A new documentary, Operation Toussaint, has been created following Ballard and one of his teams as they go into Haiti on a rescue operation. The viewer is there with them in this documentary, confronting their problems, riding with them in the car as they move toward a rescue, facing the unknown of whether this rescue can actually work, hearing their whispered conversation as they near the place where the criminals will be ready to sell their minor sex slaves for the night.
OUR’s method is to arrange ahead of time with the government, in this case Haiti, to cooperate in a sting to catch the perpetrators and pimps who exploit children. They pose as Americans looking for sex with minors, and then when the pimps arrive, the police follow shortly and make arrests. The children are saved. The criminals are sent to prison and the OUR team is also “arrested” by the police to maintain their cover. Later, they disappear, usually leaving the country that very day.
The team members are usually people with experience—former CIA or Navy Seals or people with military training. In the last five years, OUR has been able to save over 1500 children and have more than 550 predators arrested. They have worked in 17 countries around the world, and the steam continues to rise. Though it requires intense planning and negotiations with the government of the countries where these stings are run, the number of operations are increasing every month.
The success can’t be measured in these numbers alone, however. In areas where OUR has helped capture the sex slavers, suddenly snatching children for sex slavery is seen as dangerous.
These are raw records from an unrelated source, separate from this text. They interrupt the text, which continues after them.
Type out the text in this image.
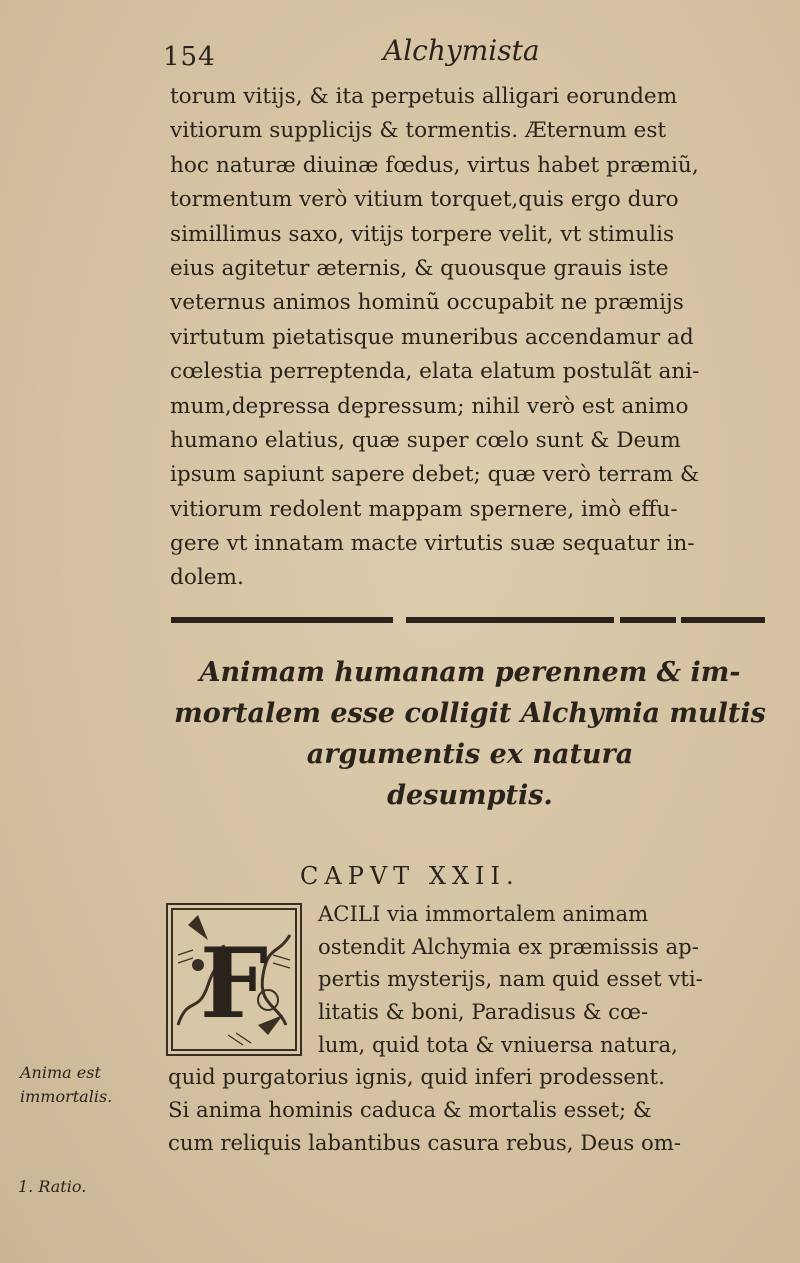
154	Alchymista
torum vitijs, & ita perpetuis alligari eorundem
vitiorum supplicijs & tormentis. Æternum est
hoc naturæ diuinæ fœdus, virtus habet præmiũ,
tormentum verò vitium torquet,quis ergo duro
simillimus saxo, vitijs torpere velit, vt stimulis
eius agitetur æternis, & quousque grauis iste
veternus animos hominũ occupabit ne præmijs
virtutum pietatisque muneribus accendamur ad
cœlestia perreptenda, elata elatum postulãt ani-
mum,depressa depressum; nihil verò est animo
humano elatius, quæ super cœlo sunt & Deum
ipsum sapiunt sapere debet; quæ verò terram &
vitiorum redolent mappam spernere, imò effu-
gere vt innatam macte virtutis suæ sequatur in-
dolem.
Animam humanam perennem & im-
mortalem esse colligit Alchymia multis
argumentis ex natura
desumptis.
CAPVT XXII.
F
ACILI via immortalem animam
ostendit Alchymia ex præmissis ap-
pertis mysterijs, nam quid esset vti-
litatis & boni, Paradisus & cœ-
lum, quid tota & vniuersa natura,
quid purgatorius ignis, quid inferi prodessent.
Si anima hominis caduca & mortalis esset; &
cum reliquis labantibus casura rebus, Deus om-
Anima est
immortalis.
1. Ratio.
Perpetrators now have the idea that they may be caught and have to pay for this crime, instead of getting away with it, as they traditionally have done. OUR is teaching the governments that they can no longer turn a blind eye to this wretched problem.
Still, to stop sex slavery worldwide, which is OUR’s ultimate goal, they have to go into the belly of the beast, and this is the topic of the new film. Below is a trailer from the documentary. Operation Toussaint will be shown in select theaters beginning July 25, but you can see an on-demand version now at ourfilm.org.
Katrina D CornettJuly 22, 2018
I'm interested in learning what more we can do as a community.
Mary JacksonJuly 21, 2018
Why is there not more public outrage about this? We must do more.